One can be forgiven for having difficulty finding a foothold of prudence and wisdom, let alone scientific fact, in such an assertion. What’s more, one searches in vain for an explanation for the inconvenient fact that pandemics aplenty existed in the pre-Industrial Age.
It doesn’t take someone with a degree in theology to see that the ubiquity of such responses is linked to enduring remnants of the New Age movement’s attribution of mystical aspects to the Gaia hypothesis – the conjecture that the Earth is a complex and self-regulating system involving all organic and inorganic entities. While meant to be a scientific theory, it has encouraged adherents to, in effect, deify the Earth by imbuing it with qualities associated with the primordial goddess of Greek mythology after whom the hypothesis was named.
Certainly, humanity’s appreciation of the many wonders of the Earth has grown in lockstep with the deepening not only of our scientific knowledge about the natural environment, but also of the harm humans can do to it. As Christians, it is also natural for us to ponder the question of how we can best be responsible stewards of God’s creation.
A good example of such rumination is Pope Francis’s 2019 book, Our Mother Earth, which called for a “spiritual rebirth” leading to “a profound revision of our cultural and economic models” that would not only be more environmentally prudent but also promote justice. The work challenged many Catholics, but should not have come as a surprise given Pope Francis’ long record of social and environmental declarations.
His more recent statements related to the cause of the COVID pandemic can be more challenging still. He told a Spanish journalist in March, “There’s a saying, which you have heard: ‘God always forgives. We sometimes forgive. Nature never forgives,’” the Pope said.
Pope Francis did not portray the pandemic as a punishment from God, but he did opine that it was the result of nature having a “tantrum” or a “fit” over environmental degradation.
He elaborated on his comment in a later interview. “I don’t know if it is nature’s revenge, but it is certainly nature’s response,” he said of the pandemic. “Every crisis contains both danger and opportunity: the opportunity to move out from the danger. Today I believe we have to slow down our rate of production and consumption and to learn to understand and contemplate the natural world.”

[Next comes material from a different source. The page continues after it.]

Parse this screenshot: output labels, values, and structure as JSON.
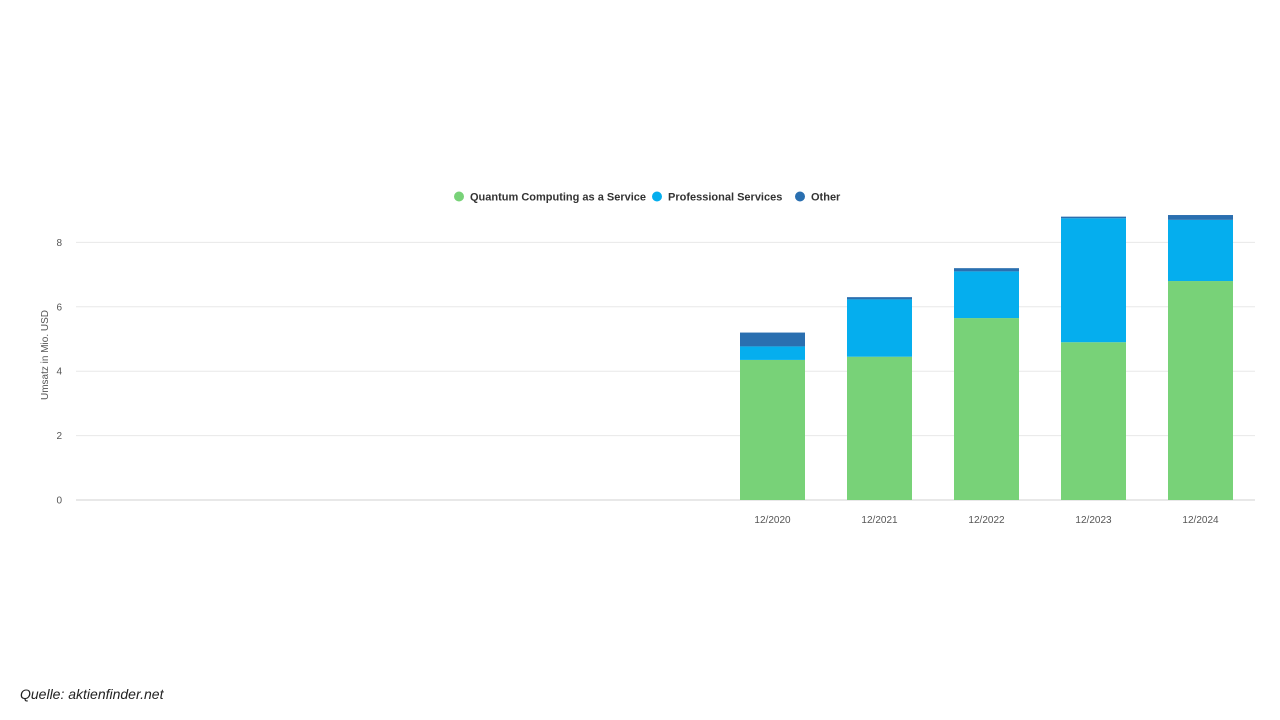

Coincidentally, the quasi-quarantine condition that we are currently enduring has inspired some of us to do exactly that – contemplate the natural world (as found in our backyards at least). And although Pope Francis has not made a technical argument about the relationship between human action and the natural world’s reaction, his opinion certainly deserves our contemplation too.
So, what are we to make of all this? As always, we are called upon to give prayerful consideration to life’s problems, especially when they involve such grave issues. God gave us our brains to engage in rational thought, our hearts to feel, and our conscience to guide us. Our faith illuminates all this and will surely help us to act accordingly.
What seems to be important now is to keep the faith as well as to keep calm. Indeed, in his video interview, Archbishop Miller acknowledged that while “fear is understandable” as an emotion and something leads us to act prudently, “there is no need to fear in the deeper sense, the spiritual sense.”
He suggested the spiritual exercises of St. Ignatius, who proposed the following way of discerning: “If there is fear or panic or lack of calm interiorly, that lack is a sign of things not going well, not going for the best. And so I think that we have to really rely on our faith and be able to experience both fear as a human emotion, and understand that, but not ultimately to be afraid.”
Terry O’Neill is a journalist and a parishioner at St. Joseph’s, Port Moody.